A New York Times investigation reveals the disturbing truth behind those cheapo manicures.
Before your next mani-pedi, read this Photo, Romina Campos/Flickr.

In interviews with more than 150 nail-salon workers and owners, conducted across four languages and the better part of a year, the New York Times has confirmed a long-held, disturbing suspicion: dirt-cheap manicures and pedicures carry an astronomical human price. Sarah Maslin Nir’s two-part series — the first on labour conditions in nail salons, the second on health consequences for the women who work there — published yesterday and today, and it is a difficult but necessary read. (The series has been also translated online into Korean, Chinese and Spanish for non-English readers.)

Many of the women Nir spoke to live in squalid apartments in Flushing, Queens, with up to a dozen other people — their only option on starting wages that dip as low as $10 a day. A brutal caste system governs the salons, where workers routinely put in 12-hour shifts, six or even seven days a week. Spending so much time inhaling polishes, removers, chemicals and solvents has devastating implications for a woman’s health, with widespread reports of cancer, lung diseases, birth defects and miscarriages. One manicurist who had used files and emollients for nearly two decades found, once it came time to take her fingerprints for her U.S. citizenship, that those prints were almost entirely gone. (They had to be taken seven times.) Nearly everyone interviewed for the series is in the States illegally and has limited English — a situation that leaves them both tremendously vulnerable and disinclined to complain.

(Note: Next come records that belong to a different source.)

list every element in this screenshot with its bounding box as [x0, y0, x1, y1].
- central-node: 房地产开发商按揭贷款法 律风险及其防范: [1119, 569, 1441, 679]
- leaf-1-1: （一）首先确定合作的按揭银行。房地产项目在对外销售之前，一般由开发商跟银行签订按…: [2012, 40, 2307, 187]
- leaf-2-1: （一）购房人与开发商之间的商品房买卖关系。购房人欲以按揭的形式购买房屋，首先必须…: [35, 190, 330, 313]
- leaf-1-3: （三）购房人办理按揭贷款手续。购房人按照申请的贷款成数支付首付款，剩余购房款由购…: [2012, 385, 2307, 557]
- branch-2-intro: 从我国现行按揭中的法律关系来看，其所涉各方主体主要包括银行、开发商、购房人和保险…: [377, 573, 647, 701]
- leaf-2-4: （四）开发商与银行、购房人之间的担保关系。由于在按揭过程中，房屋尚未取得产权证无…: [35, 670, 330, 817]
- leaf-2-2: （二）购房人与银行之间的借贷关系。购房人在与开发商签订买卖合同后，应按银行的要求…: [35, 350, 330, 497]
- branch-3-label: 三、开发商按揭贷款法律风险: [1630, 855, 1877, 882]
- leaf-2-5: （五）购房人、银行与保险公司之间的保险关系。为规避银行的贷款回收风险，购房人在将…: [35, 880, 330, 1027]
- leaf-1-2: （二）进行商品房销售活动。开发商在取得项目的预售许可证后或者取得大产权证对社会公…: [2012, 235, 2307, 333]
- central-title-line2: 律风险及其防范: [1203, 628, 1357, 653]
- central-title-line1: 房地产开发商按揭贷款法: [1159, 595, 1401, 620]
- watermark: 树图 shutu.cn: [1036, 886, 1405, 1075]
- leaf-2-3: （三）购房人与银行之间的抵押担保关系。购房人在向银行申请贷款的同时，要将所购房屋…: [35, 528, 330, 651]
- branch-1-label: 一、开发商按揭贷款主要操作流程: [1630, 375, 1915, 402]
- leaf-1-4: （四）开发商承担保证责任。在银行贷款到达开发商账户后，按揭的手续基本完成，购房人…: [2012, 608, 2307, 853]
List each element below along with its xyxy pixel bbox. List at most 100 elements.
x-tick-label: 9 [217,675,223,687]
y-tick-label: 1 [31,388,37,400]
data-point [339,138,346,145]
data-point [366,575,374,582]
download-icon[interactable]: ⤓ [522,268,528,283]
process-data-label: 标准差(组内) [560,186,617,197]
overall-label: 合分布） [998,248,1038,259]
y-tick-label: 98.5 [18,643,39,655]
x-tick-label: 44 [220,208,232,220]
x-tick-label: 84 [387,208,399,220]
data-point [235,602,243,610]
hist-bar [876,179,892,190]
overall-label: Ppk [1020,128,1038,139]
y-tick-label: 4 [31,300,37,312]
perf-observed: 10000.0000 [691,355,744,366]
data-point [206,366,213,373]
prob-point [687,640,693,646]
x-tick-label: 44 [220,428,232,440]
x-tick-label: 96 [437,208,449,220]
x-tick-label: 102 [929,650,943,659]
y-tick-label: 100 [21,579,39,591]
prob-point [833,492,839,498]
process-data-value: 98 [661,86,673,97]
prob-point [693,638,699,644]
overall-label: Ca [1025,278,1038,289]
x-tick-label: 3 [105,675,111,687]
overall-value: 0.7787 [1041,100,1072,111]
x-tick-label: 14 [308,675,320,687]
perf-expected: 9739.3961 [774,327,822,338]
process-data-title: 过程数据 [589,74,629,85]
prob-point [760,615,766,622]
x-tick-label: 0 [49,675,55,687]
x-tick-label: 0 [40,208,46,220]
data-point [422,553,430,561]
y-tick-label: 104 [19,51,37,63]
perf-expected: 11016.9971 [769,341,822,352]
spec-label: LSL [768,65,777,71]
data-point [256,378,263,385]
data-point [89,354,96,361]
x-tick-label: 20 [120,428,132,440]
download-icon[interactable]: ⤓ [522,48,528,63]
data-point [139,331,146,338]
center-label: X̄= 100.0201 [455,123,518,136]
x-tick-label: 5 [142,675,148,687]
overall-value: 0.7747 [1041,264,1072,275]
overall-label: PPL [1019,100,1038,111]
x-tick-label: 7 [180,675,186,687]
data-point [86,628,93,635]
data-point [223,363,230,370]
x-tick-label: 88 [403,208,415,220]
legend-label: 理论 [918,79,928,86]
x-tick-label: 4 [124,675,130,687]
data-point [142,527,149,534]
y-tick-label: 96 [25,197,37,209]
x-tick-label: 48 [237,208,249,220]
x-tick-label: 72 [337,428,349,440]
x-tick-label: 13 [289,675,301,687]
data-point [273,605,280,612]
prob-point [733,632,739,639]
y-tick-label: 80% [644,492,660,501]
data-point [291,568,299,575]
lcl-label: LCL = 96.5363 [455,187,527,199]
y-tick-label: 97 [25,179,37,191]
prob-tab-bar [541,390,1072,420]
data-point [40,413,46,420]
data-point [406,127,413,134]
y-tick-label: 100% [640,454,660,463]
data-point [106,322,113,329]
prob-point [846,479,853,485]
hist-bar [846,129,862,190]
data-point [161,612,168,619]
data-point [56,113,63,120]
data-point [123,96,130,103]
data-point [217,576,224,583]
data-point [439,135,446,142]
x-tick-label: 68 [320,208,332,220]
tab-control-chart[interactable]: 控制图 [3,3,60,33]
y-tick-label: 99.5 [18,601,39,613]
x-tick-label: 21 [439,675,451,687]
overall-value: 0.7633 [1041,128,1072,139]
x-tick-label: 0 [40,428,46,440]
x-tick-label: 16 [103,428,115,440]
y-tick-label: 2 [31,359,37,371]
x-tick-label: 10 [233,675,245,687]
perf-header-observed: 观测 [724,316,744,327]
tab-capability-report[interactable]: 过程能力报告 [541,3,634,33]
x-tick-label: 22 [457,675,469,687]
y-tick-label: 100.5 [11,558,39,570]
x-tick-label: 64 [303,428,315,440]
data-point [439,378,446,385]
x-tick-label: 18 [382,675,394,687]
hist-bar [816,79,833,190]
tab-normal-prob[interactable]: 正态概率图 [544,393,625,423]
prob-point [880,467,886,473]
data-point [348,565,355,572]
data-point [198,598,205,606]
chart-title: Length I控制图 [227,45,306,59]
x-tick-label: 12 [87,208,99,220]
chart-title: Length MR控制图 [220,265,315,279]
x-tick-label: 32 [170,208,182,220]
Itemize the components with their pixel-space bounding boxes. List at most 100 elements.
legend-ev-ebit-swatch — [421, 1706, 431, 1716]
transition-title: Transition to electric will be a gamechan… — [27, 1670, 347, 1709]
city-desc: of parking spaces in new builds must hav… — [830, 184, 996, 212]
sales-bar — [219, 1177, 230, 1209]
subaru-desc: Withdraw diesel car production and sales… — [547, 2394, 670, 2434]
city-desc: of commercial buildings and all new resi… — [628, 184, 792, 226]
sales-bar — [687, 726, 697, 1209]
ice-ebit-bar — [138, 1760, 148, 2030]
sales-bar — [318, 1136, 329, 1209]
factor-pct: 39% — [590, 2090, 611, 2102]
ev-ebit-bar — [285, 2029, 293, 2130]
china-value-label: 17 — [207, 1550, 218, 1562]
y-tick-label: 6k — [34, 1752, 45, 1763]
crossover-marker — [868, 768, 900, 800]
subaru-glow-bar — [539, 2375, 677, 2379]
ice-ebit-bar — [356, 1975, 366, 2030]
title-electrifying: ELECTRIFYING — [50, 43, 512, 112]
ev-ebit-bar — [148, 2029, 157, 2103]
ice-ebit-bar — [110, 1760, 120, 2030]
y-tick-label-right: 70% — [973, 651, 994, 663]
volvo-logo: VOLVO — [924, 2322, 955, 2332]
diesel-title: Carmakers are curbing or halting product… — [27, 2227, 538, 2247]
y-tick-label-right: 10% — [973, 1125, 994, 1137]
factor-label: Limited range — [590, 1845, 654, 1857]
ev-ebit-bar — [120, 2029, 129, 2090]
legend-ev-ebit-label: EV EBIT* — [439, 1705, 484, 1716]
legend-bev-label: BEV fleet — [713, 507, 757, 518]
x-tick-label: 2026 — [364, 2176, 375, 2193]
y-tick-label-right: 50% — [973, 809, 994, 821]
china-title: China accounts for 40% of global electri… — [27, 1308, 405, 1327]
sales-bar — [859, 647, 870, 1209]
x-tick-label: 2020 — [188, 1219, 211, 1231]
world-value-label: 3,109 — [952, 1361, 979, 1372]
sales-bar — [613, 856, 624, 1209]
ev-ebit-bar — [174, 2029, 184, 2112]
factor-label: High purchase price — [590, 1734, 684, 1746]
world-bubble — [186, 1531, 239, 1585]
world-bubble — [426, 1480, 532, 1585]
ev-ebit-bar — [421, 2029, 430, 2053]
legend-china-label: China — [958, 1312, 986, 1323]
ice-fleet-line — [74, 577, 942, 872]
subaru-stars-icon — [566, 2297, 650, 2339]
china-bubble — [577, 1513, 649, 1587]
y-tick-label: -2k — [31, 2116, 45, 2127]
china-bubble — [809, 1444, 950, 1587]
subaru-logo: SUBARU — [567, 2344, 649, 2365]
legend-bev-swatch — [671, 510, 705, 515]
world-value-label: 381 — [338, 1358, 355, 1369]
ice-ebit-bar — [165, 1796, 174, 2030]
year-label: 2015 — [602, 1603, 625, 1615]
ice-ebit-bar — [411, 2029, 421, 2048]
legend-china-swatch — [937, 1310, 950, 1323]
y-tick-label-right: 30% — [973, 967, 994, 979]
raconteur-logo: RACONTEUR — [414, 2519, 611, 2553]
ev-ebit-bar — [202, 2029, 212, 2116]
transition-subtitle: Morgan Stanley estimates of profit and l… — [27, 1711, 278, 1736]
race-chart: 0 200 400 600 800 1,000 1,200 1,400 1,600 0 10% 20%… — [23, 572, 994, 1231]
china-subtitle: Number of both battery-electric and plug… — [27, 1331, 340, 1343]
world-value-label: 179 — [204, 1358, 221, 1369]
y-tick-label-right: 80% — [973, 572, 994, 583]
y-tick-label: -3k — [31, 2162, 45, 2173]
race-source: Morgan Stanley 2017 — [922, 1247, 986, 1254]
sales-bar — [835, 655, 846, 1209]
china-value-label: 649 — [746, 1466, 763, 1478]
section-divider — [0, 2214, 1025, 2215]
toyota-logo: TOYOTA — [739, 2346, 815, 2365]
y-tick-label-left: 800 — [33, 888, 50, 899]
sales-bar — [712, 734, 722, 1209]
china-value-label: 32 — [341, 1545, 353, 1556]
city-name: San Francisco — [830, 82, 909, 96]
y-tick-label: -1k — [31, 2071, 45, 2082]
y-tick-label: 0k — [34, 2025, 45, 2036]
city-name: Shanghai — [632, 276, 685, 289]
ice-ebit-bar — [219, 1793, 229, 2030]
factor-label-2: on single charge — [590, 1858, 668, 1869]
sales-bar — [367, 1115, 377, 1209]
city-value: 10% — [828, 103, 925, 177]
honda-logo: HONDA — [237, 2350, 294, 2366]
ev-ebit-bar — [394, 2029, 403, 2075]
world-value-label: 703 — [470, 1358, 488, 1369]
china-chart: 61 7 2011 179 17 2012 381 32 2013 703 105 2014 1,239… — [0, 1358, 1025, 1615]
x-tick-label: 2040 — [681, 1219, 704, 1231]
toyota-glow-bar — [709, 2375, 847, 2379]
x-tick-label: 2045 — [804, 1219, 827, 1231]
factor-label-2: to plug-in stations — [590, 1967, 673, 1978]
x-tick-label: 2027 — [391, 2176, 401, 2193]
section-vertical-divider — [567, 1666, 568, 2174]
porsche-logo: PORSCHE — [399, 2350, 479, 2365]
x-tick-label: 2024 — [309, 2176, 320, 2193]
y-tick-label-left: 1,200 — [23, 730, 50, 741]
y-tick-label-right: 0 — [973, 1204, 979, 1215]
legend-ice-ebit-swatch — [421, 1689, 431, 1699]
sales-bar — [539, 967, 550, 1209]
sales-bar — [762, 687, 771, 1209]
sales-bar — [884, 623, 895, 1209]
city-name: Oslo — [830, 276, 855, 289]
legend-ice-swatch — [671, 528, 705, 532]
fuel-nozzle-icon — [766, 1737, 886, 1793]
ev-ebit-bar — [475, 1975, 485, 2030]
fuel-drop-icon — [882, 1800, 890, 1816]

In New York, where there are twice as many nail salons per capita as in San Francisco or L.A., manicure prices hover around half the national average. Still, though the industry may be especially wretched in Manhattan, this is by no means a problem confined to that city. The less a manicure costs — including here, in Canada — the more likely it is that workers don’t receive the wages they are due. But we knew that already.